Her soft, merciless voice chattered inside my head. So close to being outplayed. I wondered who had tracked me here, Saul or Perry, and I wondered just how deep into debt with Perry I’d gotten.

The thought of paying off that debt made me shiver.

Maybe she mistook it for weakness, or indecision. Her eyes lit up, sparks dancing in their infinite black depths, and her mouth curved up despite the distortion of the cruel gag. The Weres learned a long time ago not to take chances with a Sorrow.

So did I. I should have killed Belisa on sight. But I hadn’t.

“Judge, jury, executioner,” I said, harshly. The rest of the world fell away, leaving us enclosed in a bubble of silence. “Just like you, you fucking Sorrows bitch.”

Her eyes widened.

“There’s just one difference, Inez.” My mouth was dry, I wanted another swallow of that brandy.
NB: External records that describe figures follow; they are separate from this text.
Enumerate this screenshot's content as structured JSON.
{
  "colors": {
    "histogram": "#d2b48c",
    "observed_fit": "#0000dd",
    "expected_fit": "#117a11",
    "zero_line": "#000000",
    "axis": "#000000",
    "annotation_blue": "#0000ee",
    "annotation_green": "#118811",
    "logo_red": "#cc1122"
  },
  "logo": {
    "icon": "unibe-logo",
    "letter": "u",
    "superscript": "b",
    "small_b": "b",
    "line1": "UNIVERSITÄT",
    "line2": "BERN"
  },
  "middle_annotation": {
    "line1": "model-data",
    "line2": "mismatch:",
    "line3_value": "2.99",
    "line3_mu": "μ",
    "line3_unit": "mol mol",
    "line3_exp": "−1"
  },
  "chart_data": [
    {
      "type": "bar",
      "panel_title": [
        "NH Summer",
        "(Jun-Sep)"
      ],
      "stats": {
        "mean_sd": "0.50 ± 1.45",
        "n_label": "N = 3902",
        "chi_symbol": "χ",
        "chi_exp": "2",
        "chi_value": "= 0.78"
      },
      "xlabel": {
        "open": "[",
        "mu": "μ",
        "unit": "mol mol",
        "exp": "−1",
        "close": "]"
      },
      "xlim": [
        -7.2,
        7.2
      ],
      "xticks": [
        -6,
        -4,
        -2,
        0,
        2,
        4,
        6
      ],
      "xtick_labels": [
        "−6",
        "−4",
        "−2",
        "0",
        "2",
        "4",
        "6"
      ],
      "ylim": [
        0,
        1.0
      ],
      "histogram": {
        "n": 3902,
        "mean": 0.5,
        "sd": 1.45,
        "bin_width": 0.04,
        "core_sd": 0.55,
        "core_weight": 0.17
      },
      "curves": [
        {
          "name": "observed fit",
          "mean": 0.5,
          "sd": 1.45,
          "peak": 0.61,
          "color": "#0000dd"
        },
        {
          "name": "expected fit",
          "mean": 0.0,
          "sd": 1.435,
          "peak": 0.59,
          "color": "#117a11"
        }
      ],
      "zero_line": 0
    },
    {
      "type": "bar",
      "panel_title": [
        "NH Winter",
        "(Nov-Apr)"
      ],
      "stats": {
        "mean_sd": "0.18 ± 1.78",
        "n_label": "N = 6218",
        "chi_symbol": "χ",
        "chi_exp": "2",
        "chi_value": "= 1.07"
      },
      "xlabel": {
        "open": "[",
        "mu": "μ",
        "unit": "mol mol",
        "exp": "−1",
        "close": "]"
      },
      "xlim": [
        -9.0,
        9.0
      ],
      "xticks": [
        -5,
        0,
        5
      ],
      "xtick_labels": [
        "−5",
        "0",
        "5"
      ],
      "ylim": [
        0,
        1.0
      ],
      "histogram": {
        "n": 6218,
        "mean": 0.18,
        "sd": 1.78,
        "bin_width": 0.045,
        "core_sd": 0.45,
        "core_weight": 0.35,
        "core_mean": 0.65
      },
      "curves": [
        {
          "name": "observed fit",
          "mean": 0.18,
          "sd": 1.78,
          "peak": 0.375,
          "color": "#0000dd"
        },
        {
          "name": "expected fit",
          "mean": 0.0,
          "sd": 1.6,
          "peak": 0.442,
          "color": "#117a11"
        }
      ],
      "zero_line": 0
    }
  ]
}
I wanted to start screaming.

Most of all, though, I wanted to stay in that clear cold place where nothing mattered but the job at hand, the killing that had to be done. Everything there was so fucking simple. It was mercy that fucked things up; it was kindness and compassion that tangled everything together.

The smile spread razor-cold over my face, and watched as her struggles to free her hands intensified. She began to move on the floor, velvet whispering and a thin choked sound bubbling up from behind the gag.

I took a deep breath, air so cold it burned going down. “I’m a hunter. I am the fucking law in this town, bitch. Sentence pronounced.”

I squeezed.

The muzzle flashed and her body jerked. Her head exploded—Saul had loaded with the hollowpoints, and as tough as Sorrows become, they are still human at the bottom. Not like Perry.